Hmm, that resizing looks suspicious, and I don’t like that comment. I originally decided to loop only from y to y_new, as there’s no sense in filling in values that the memcpy() will overwrite anyway.

Then I thought again.

All of this code is a resizing operation. libc already has a perfectly good function for that, called realloc()! Now Parrot does have wrappers around memory-management functions for various good reasons, but could I replace all of this fun with a call to mem_sys_realloc()?

Here’s my revised code:

static void
mmd_expand_y(Interp *interp, INTVAL func_nr, INTVAL new_y)
{
    funcptr_t *new_table;
    UINTVAL    new_size;
    MMD_table *table = interp->binop_mmd_funcs + func_nr;

    assert(table->x);

    new_size = sizeof (funcptr_t) * table->x * new_y;

    if (table->mmd_funcs)
        table->mmd_funcs = mem_sys_realloc(table->mmd_funcs, new_size);
    else
        table->mmd_funcs = (funcptr_t *)mem_sys_allocate(new_size);

    table->y = new_y; 
}

It’s 11 lines shorter and uses fewer variables. It also passes all of Parrot’s test suite (which seems to run perhaps 10% faster). Yes, it’s not quite the same algorithm; it may be necessary to throw in a memset() call too, but I have a fair amount of confidence in our test coverage here. How does it look in callgrind?
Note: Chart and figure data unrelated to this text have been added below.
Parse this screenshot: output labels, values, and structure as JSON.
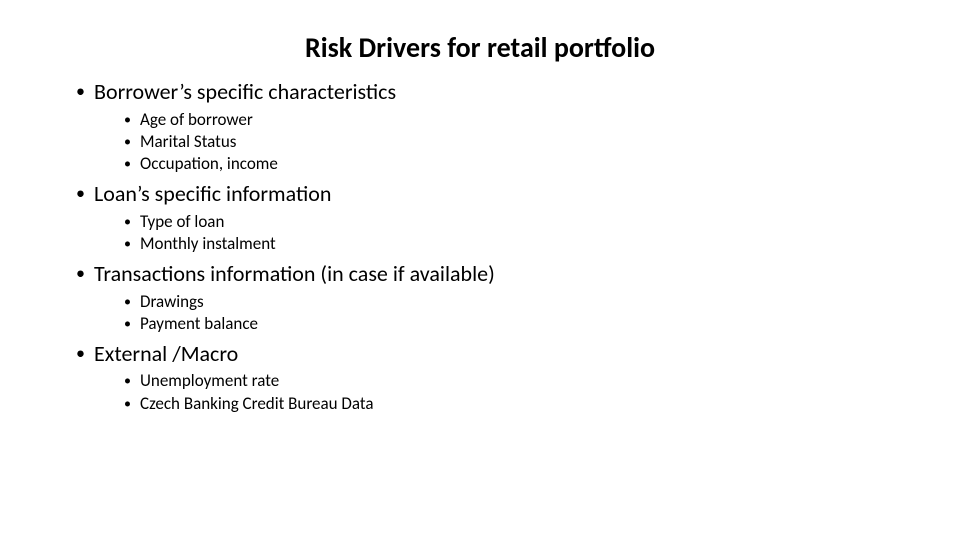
{
  "title": "Risk Drivers for retail portfolio",
  "title_fontsize": 28,
  "title_fontweight": 700,
  "lvl1_fontsize": 22,
  "lvl2_fontsize": 17,
  "text_color": "#000000",
  "background_color": "#ffffff",
  "bullets": {
    "b0": {
      "label": "Borrower’s specific characteristics",
      "sub": {
        "s0": "Age of borrower",
        "s1": "Marital Status",
        "s2": "Occupation, income"
      }
    },
    "b1": {
      "label": "Loan’s specific information",
      "sub": {
        "s0": "Type of loan",
        "s1": "Monthly instalment"
      }
    },
    "b2": {
      "label": "Transactions information (in case if available)",
      "sub": {
        "s0": "Drawings",
        "s1": "Payment balance"
      }
    },
    "b3": {
      "label": "External /Macro",
      "sub": {
        "s0": "Unemployment rate",
        "s1": "Czech Banking Credit Bureau Data"
      }
    }
  }
}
17,311,763  PROGRAM TOTALS

3,034,315  ???:dl_new_hash [/lib/ld-2.5.so]
2,972,930  ???:do_lookup_x [/lib/ld-2.5.so]
2,652,803  ???:_dl_relocate_object [/lib/ld-2.5.so]
  922,782  ???:_dl_lookup_symbol_x [/lib/ld-2.5.so]
  533,822  ???:check_match.7793 [/lib/ld-2.5.so]

Wow! That simple change–pushing an algorithm into libc where, presumably, it’s much faster–removed nearly three million units of work from “Hello, world!”. That’s 14% less work for a program which only starts Parrot, prints a line, and ends, and all from removing eleven lines of code. The remaining big bottlenecks are in the dynamic linker. Hmm.

Not all wins are this nice, but I’m very pleased.